For the new study, Randall and his co-investigators collected cloud data between 2007 and 2021, which was collected by NASA’s Aeronautics Mesospheric Ice Satellite (AIM). They focused their attention on northern latitudes between 56 and 60 degrees (a narrow strip bounded by Bergen, Norway, to the north, and Edinburgh, Scotland, to the south), where mid-latitude data were more reliable. What they found is that the clouds did not appear to follow any clear direction.
Instead, they note that mid-latitude nighttime clouds are very variable, appearing more often at times but not at other times. Surprisingly, this year-to-year variability closely tracks the pace of morning rocket launches, according to data from NASA’s Mesospheric Ice Aeronautics (AIM) satellite.
The researchers also noted that in the morning, atmospheric winds rapidly carried particles into the middle atmosphere, which is in line with the observed relationship between rockets. yubes Layla. The theory says that water vapor is an emission The rockets are fired in the north direction by the wind Regions of the upper atmosphere that are cold enough to form bright clouds.

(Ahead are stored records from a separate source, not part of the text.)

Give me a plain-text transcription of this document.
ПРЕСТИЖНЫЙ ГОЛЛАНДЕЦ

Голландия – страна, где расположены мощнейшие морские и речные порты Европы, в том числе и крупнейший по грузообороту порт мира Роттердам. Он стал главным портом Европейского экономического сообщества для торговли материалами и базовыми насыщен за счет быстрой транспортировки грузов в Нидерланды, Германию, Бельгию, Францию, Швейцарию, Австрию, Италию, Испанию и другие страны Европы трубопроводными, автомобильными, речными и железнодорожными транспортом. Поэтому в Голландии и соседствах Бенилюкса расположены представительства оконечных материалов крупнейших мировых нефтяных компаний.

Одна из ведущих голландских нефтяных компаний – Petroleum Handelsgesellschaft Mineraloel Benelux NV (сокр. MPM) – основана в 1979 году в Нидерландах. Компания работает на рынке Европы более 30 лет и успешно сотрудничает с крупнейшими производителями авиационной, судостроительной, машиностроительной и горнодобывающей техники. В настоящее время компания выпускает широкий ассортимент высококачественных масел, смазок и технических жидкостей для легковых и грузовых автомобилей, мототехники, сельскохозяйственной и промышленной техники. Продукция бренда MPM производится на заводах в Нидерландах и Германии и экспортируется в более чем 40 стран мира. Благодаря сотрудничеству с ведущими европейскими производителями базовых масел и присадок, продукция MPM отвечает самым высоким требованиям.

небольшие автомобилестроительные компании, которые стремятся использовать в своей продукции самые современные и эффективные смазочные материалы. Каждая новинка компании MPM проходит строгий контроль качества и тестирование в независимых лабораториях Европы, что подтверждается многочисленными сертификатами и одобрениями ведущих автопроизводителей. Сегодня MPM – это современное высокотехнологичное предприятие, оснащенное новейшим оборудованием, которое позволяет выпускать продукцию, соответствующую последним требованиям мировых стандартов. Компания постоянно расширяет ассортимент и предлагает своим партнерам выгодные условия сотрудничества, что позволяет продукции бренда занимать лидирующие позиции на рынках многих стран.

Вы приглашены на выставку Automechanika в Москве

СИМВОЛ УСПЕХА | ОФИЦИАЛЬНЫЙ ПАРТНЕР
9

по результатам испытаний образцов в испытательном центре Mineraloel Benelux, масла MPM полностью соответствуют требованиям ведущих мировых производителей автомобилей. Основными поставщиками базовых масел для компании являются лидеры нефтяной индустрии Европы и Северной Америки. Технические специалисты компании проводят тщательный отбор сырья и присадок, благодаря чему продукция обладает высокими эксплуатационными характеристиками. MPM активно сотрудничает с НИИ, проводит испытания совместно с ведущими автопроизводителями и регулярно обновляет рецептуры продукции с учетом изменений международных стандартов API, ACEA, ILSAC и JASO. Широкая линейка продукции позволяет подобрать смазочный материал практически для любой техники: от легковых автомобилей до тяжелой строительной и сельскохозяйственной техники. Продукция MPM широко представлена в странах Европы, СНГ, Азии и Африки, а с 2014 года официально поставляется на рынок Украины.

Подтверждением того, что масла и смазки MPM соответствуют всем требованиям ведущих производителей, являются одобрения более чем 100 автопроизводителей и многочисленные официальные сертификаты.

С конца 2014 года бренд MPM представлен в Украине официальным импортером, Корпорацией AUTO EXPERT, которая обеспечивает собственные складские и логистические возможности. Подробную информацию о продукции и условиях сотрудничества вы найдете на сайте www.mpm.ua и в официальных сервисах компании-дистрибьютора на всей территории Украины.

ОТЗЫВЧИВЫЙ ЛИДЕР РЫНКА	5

The case studies Previous studies have linked luminous nocturnal clouds to emissions from space shuttle launches. However, this is the first research to show that even much smaller missiles seem to have an effect. “The shuttle, of course, is huge compared to some other transport vehicles,” said Michael Stephens, an astrophysicist at the Naval Research Laboratory and co-author of the latest research. “Soand the fact that all small compounds contribute, and Not just contributing, but in a way that drives variation from year to year, It was kind of a surprise. We didn’t expect that.”
Although it is likely not a file missiles. Other factors will likely continue to influence the appearance of nocturnal clouds. Randall identified that climate change almost certainly continues to play a role, even if the data set that she and her colleagues analyzed does not pick up a clear signal. “There is no doubt in my mind that human activities affect clouds. It is really a question of how much in quantitative terms.”
Interestingly, it is believed That there is a relationship between volcanic eruptions and mesospheric clouds for more than a century. The first known recorded case of seeing a night cloud was in 1885, after two years from the eruption of Krakatoa.
But there is a clearer picture of Rocket launch effect It can provide a clearer picture of who we are as human beings Change our planet. Besides being beautifulTo the eye, nocturnal luminous clouds have little known effect here on Earth. Instead, its importance as a potential indicator of man-made change is considered.
The mesosphere and the clouds that appear within it are very sensitive to small changes. If we better understand the impact of missiles, for example, Randall and Stevens said, we can use this knowledge to accurately assess the effects of larger atmospheric disturbances, such as greenhouse gas emissions.
Noctilucent cloud research is also, at its core, an essential expression of human curiosity. “The fact that it became more frequent at the end of the 20th century and into the 21st century has intrigued many scientists. We would like to know why this happened,” Stevens said. For decades, this has been a mystery. Now, it is just under one. If you look up at the sky at dusk or dawn and see a sea of bright sky, you know that a rocket could have formed the clouds.